• We are sorry, but NCBI web applications do not support your browser and may not function properly. More information
Logo of ajhgLink to Publisher's site
Am J Hum Genet. Jan 2004; 74(1): 180–187.
Published online Nov 21, 2003. doi:  10.1086/381132
PMCID: PMC1181906

A Large AZFc Deletion Removes DAZ3/DAZ4 and Nearby Genes from Men in Y Haplogroup N


Deletion of the entire AZFc locus on the human Y chromosome leads to male infertility. The functional roles of the individual gene families mapped to AZFc are, however, still poorly understood, since the analysis of the region is complicated by its repeated structure. We have therefore used single-nucleotide variants (SNVs) across ~3 Mb of the AZFc sequence to identify 17 AZFc haplotypes and have examined them for deletion of individual AZFc gene copies. We found five individuals who lacked SNVs from a large segment of DNA containing the DAZ3/DAZ4 and BPY2.2/BPY2.3 gene doublets in distal AZFc. Southern blot analyses showed that the lack of these SNVs was due to deletion of the underlying DNA segment. Typing 118 binary Y markers showed that all five individuals belonged to Y haplogroup N, and 15 of 15 independently ascertained men in haplogroup N carried a similar deletion. Haplogroup N is known to be common and widespread in Europe and Asia, and there is no indication of reduced fertility in men with this Y chromosome. We therefore conclude that a common variant of the human Y chromosome lacks the DAZ3/DAZ4 and BPY2.2/BPY2.3 doublets in distal AZFc and thus that these genes cannot be required for male fertility; the gene content of the AZFc locus is likely to be genetically redundant. Furthermore, the observed deletions cannot be derived from the GenBank reference sequence by a single recombination event; an origin by homologous recombination from such a sequence organization must be preceded by an inversion event. These data confirm the expectation that the human Y chromosome sequence and gene complement may differ substantially between individuals and more variations are to be expected in different Y chromosomal haplogroups.

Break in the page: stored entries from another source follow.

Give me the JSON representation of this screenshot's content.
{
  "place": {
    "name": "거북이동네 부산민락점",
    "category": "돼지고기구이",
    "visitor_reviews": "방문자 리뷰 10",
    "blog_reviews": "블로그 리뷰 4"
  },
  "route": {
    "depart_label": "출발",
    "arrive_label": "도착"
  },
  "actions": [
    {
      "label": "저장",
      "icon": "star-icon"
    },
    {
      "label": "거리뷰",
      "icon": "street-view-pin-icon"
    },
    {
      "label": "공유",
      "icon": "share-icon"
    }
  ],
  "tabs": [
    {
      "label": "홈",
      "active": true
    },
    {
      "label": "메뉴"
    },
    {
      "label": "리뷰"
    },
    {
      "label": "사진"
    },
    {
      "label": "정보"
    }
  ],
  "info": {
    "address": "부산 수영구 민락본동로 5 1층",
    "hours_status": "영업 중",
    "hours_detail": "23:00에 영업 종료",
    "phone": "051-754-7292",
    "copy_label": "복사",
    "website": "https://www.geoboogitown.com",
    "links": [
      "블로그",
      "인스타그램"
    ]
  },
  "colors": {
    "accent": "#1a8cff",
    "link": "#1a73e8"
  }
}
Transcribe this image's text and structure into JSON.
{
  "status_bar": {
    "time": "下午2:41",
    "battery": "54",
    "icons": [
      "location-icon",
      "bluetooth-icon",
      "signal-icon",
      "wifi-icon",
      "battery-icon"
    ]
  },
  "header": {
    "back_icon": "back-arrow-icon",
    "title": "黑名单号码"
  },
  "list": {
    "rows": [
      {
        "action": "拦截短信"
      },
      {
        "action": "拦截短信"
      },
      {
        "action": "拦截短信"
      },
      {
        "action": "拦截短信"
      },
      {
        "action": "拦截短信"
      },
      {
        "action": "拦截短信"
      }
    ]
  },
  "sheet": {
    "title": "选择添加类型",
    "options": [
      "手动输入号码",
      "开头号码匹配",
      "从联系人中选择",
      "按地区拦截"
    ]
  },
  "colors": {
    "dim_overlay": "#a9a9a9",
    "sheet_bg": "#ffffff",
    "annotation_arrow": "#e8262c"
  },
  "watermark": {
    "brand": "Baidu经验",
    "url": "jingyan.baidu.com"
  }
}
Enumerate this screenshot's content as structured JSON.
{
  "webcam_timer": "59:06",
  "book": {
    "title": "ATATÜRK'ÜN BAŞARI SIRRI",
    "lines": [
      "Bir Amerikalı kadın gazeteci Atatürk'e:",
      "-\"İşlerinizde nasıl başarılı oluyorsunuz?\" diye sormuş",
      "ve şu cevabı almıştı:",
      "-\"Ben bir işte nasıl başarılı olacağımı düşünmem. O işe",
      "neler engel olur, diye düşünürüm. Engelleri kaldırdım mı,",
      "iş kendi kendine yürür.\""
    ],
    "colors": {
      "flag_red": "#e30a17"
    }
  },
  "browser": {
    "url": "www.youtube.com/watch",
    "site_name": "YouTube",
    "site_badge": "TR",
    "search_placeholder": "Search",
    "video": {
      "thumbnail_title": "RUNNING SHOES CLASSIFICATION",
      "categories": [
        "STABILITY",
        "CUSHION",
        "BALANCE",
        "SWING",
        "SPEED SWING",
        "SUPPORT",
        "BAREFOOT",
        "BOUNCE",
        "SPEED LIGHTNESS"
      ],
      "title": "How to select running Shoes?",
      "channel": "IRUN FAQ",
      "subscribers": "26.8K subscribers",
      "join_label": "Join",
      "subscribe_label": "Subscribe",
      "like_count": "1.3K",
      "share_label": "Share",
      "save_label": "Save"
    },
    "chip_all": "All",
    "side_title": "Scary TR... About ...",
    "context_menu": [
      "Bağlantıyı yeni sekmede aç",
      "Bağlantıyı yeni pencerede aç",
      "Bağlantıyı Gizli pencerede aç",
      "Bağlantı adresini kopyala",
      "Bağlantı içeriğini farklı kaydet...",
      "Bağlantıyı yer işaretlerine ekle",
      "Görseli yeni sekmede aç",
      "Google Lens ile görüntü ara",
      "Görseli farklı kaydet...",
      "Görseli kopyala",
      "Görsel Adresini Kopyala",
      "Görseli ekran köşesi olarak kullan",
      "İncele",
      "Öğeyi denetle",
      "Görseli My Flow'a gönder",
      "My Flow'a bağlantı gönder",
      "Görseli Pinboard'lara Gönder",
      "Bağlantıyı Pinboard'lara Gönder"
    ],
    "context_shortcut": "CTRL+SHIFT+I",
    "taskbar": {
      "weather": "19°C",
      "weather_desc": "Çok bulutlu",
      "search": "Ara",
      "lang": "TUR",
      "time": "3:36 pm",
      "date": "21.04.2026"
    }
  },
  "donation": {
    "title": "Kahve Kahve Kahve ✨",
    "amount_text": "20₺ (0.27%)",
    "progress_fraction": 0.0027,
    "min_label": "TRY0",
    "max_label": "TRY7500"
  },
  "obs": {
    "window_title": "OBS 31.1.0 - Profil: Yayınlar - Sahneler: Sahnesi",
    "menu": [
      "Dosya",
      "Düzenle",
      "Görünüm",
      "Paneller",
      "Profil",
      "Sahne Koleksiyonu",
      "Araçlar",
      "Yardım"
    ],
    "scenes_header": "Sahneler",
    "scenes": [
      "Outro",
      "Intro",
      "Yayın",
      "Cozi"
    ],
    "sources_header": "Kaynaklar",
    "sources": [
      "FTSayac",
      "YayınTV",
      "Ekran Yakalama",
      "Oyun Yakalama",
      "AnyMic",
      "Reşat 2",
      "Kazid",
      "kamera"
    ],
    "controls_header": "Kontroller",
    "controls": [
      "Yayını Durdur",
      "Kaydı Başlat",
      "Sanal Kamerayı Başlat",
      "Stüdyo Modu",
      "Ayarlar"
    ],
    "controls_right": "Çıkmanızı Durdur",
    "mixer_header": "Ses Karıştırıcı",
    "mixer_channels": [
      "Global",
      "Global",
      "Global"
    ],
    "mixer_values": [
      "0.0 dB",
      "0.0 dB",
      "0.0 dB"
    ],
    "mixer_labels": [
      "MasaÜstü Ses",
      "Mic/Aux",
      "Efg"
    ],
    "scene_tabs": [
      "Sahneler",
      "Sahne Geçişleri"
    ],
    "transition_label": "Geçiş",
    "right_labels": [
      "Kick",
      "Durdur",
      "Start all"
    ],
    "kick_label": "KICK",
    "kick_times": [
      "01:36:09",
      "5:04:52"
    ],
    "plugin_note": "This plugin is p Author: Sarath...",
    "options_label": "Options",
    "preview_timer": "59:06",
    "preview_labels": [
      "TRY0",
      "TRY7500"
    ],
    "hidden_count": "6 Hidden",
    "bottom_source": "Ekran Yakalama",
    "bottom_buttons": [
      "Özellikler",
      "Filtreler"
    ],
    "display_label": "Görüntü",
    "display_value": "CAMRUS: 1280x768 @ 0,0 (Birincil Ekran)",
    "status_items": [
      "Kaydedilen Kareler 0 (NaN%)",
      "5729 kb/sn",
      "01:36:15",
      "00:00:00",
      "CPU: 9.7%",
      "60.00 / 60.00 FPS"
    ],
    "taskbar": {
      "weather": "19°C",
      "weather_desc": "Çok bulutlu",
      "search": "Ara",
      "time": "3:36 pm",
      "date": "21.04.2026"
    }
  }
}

AZFc deletions in distal Yq11 are the most frequent known genetic cause of human male infertility, leading to azoospermia or severe oligozoospermia (MIM 400024, MIM 415000). They occur in different populations with a frequency of 10%–20% of infertile men (Vogt 1998; Krausz and McElreavey 1999; Krausz et al. 2000; Simoni 2001). AZFc contains eight gene families expressed only in testis tissue, three of which code for proteins, but the importance of each individual gene for fertility is not understood. The underlying AZFc sequence is composed mainly of large repeated-sequence blocks called “amplicons” (Kuroda-Kawaguchi et al. 2001) organized into palindromic structures showing high (>99.9%) sequence identity between the arms (fig. 1). Such structures may undergo frequent inversion and gene-conversion events (Skaletsky et al. 2003), as well as duplications and deletions (Repping et al. 2003). We therefore set out to investigate the structure and gene content of this region in normal individuals, using SNVs (single-nucleotide variants) and STSs extending along 3 Mb of the AZFc sequence, supplemented by Southern blot analyses.

Figure  1
Schematic view of the AZFc locus, showing its gene content and the locations of the STSs and SNVs used in this study. The AZFc amplicon structure is drawn according to the color code of Kuroda-Kawaguchi et al. (2001). AZFc genes are listed below the amplicon ...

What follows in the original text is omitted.